Yavuz Bey bizim ustamız, kurucumuz. Çok duygusal bir insan. hemen ağlayabilir. Gözü yaşlıdır, Tarık Buğra gibi. Çok ince bir sanatçı, duygulu bir sanatçı. Ben kendisinden çok şey öğrendim. Ayrıca vakıfta halef-selef olduk. Aynı zamanda vakfımızın da kurucusu. Çok iyi bir aile babası. Cemaate veya topluma sahip çıkan, toplumun da babası. Nerde bir acı görse, yara görse onu dindirmek için çabalar. Çok sevdiğimiz bir sanatçıdır. Allah ona uzun ömürler versin. Bir an evvel hatıralarını bitirip yayınlamasını diliyorum.

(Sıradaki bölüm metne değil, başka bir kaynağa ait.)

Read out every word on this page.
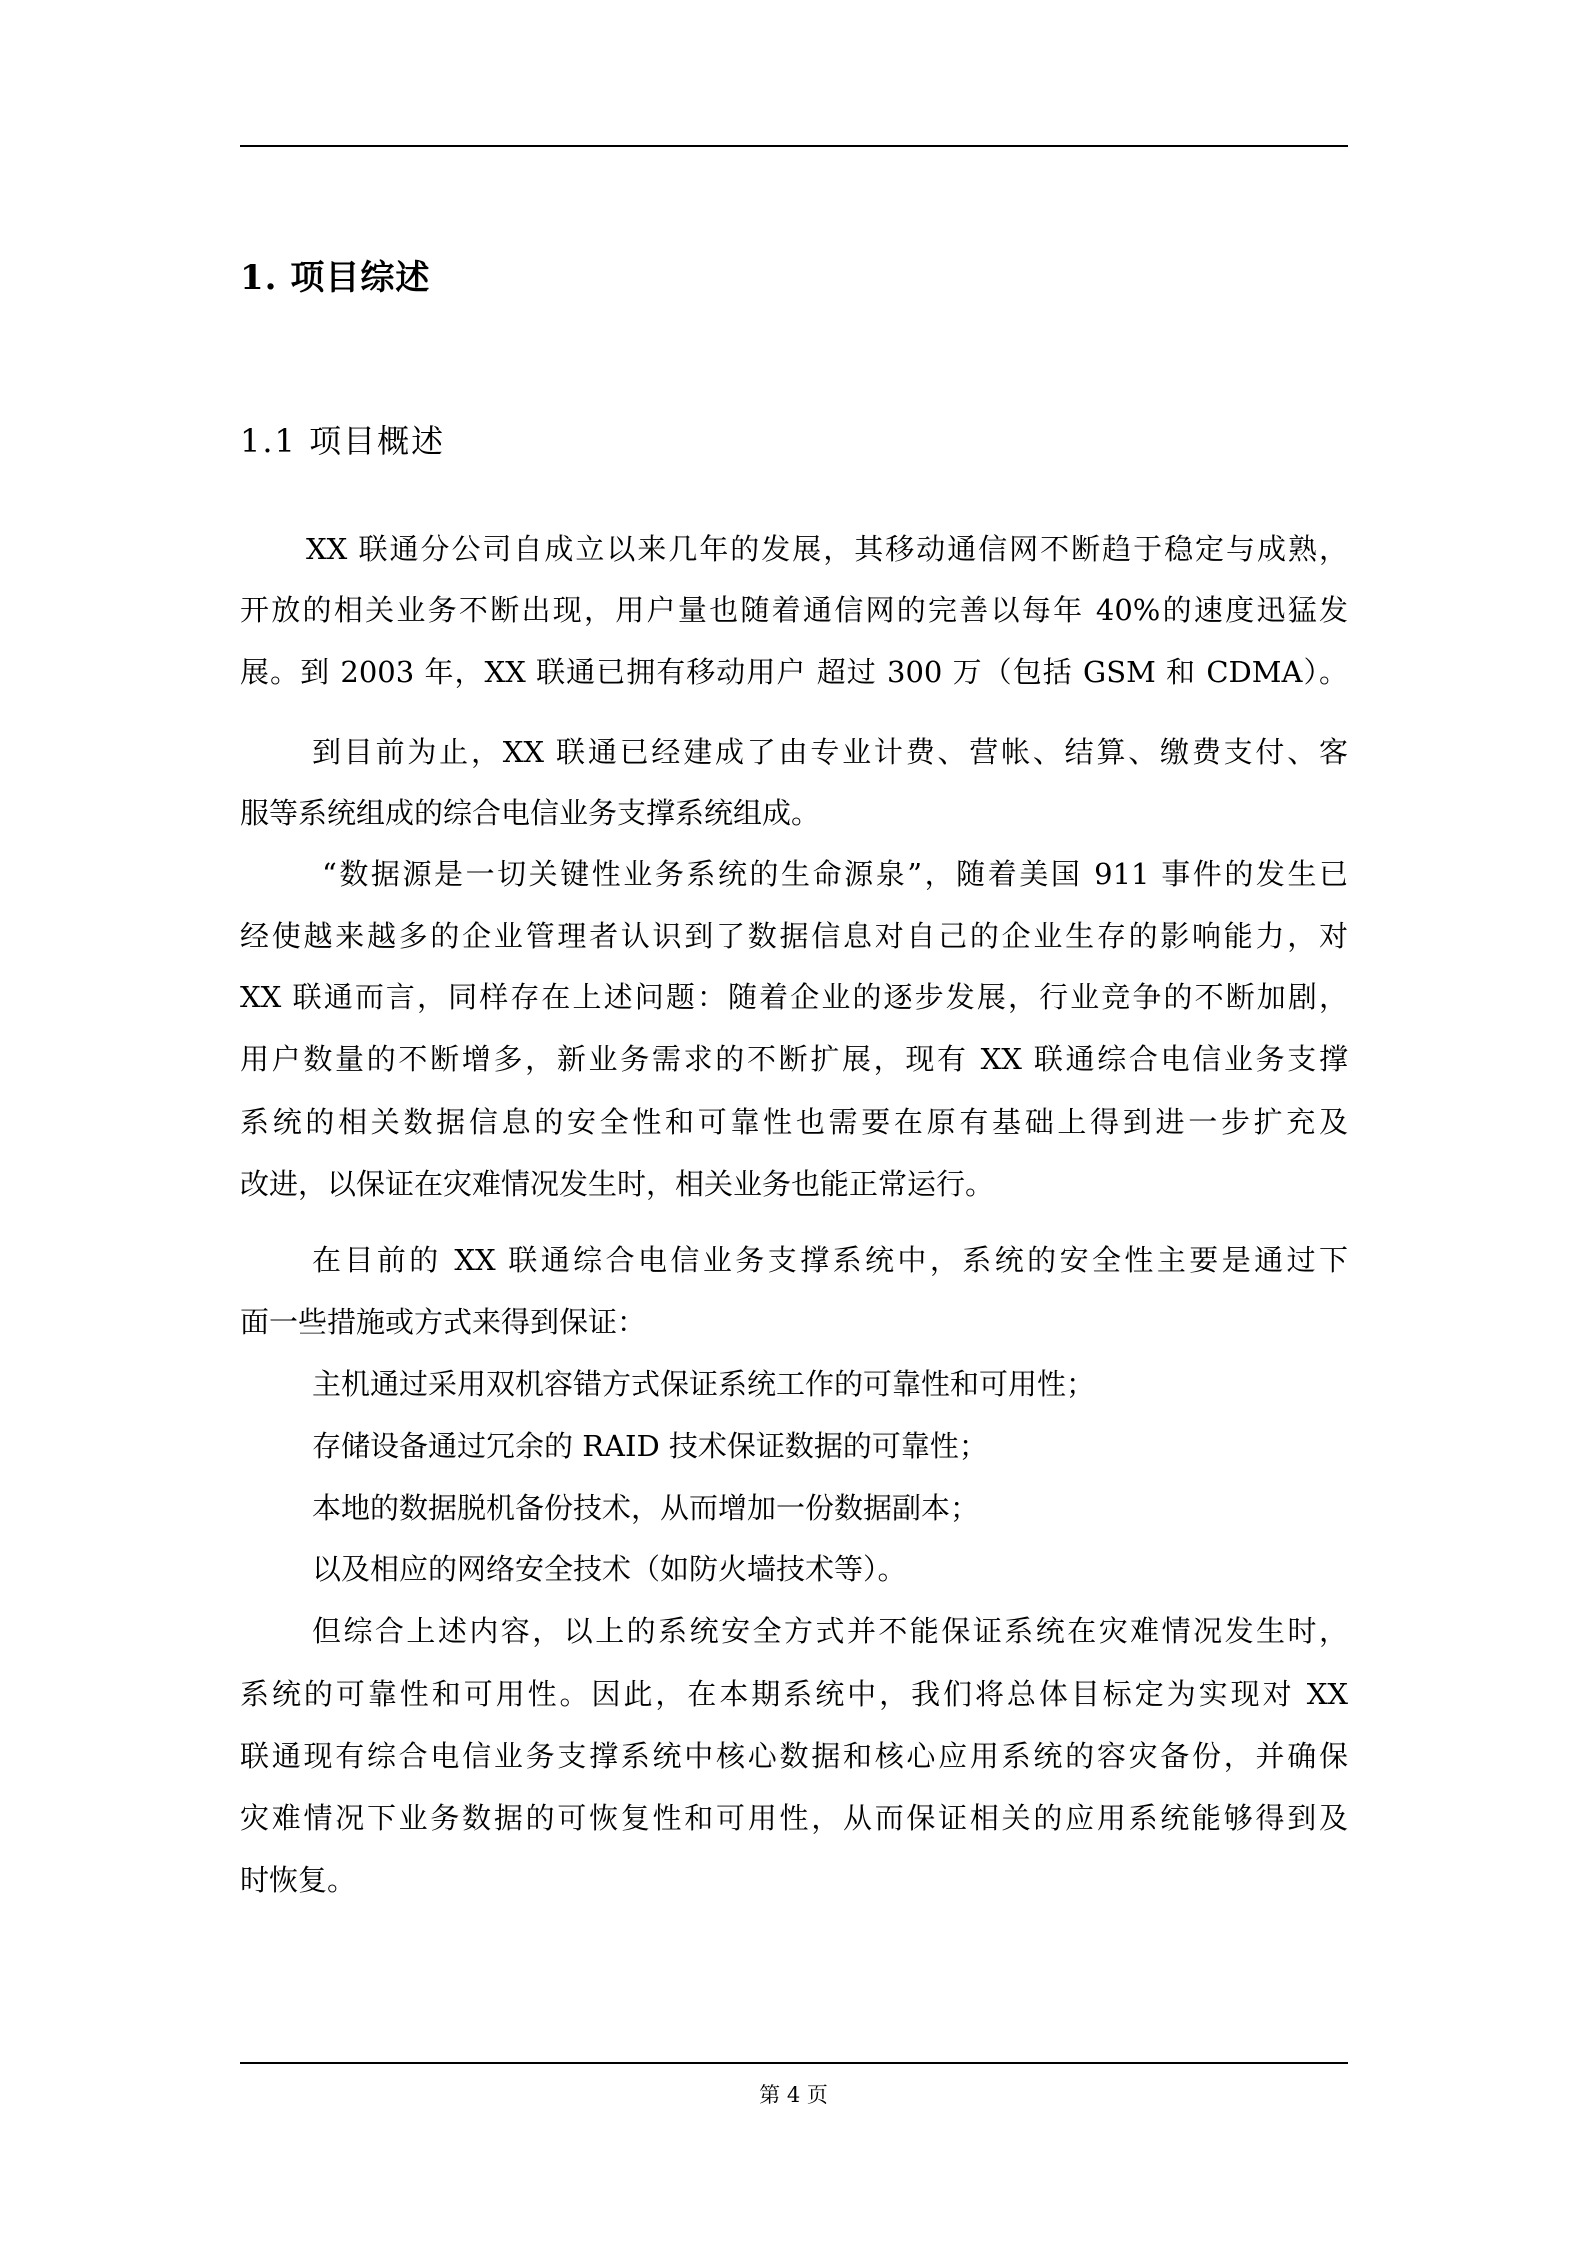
1. 项目综述
1.1 项目概述
XX 联通分公司自成立以来几年的发展，其移动通信网不断趋于稳定与成熟，
开放的相关业务不断出现，用户量也随着通信网的完善以每年 40%的速度迅猛发
展。到 2003 年，XX 联通已拥有移动用户 超过 300 万（包括 GSM 和 CDMA）。
到目前为止，XX 联通已经建成了由专业计费、营帐、结算、缴费支付、客
服等系统组成的综合电信业务支撑系统组成。
“数据源是一切关键性业务系统的生命源泉”，随着美国 911 事件的发生已
经使越来越多的企业管理者认识到了数据信息对自己的企业生存的影响能力，对
XX 联通而言，同样存在上述问题：随着企业的逐步发展，行业竞争的不断加剧，
用户数量的不断增多，新业务需求的不断扩展，现有 XX 联通综合电信业务支撑
系统的相关数据信息的安全性和可靠性也需要在原有基础上得到进一步扩充及
改进，以保证在灾难情况发生时，相关业务也能正常运行。
在目前的 XX 联通综合电信业务支撑系统中，系统的安全性主要是通过下
面一些措施或方式来得到保证：
主机通过采用双机容错方式保证系统工作的可靠性和可用性；
存储设备通过冗余的 RAID 技术保证数据的可靠性；
本地的数据脱机备份技术，从而增加一份数据副本；
以及相应的网络安全技术（如防火墙技术等）。
但综合上述内容，以上的系统安全方式并不能保证系统在灾难情况发生时，
系统的可靠性和可用性。因此，在本期系统中，我们将总体目标定为实现对 XX
联通现有综合电信业务支撑系统中核心数据和核心应用系统的容灾备份，并确保
灾难情况下业务数据的可恢复性和可用性，从而保证相关的应用系统能够得到及
时恢复。
第 4 页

Zübeyir Yetik ile de irtibatınız olmuş?

Biz kendisiyle Milli Gazete’de birlikte çalıştık. Daha önce de tanışırdık. O da Risale-i Nur orjinli bir arkadaş. Fikir Yayınları’nın sahibi Nihat Armağan’a da çok sık gider gelirdi o da benim gibi. Milli Gazete’nin topluma mal edilmesi için uzun yıllar sabahlara kadar beraber çalıştık. O sabaha kadar çalışırken bu görevde kalacak mı, kalmayacak mı gibi bir endişe taşımazdı. Bugün Holding mesabesinde olan bir işadamımız Zübeyir Bey’e sürekli iftira atarak onun elinden Genel Müdürlüğü almaya çalıştı ve aldı da. Çünkü o ifiraya patronlar inanmasa bile böyle bir iddiayla gazetenin yaralanmasını istemediler. Zübeyir Bey de çok duyarlı bir insan. O da istifa etti. Memur-Sen Konfederasyonun Başkanlığında olduğu gibi... Sırf Konfederasyona zarar vermemek için aynı şekilde istifa etmişti. Çok sevdiğimiz, çok velud, çok kibar bir arkadaş.

Çok teşekkür ederim.

Ben teşekkür ederim. Güzel bir internet siteniz var. Aktüalite ve konjonktürle de alakalı haber, yorum, sohbetleri ben daha çok alakayla Dünyabizim sitesinden takip edebiliyorum. Teşekkür ederim.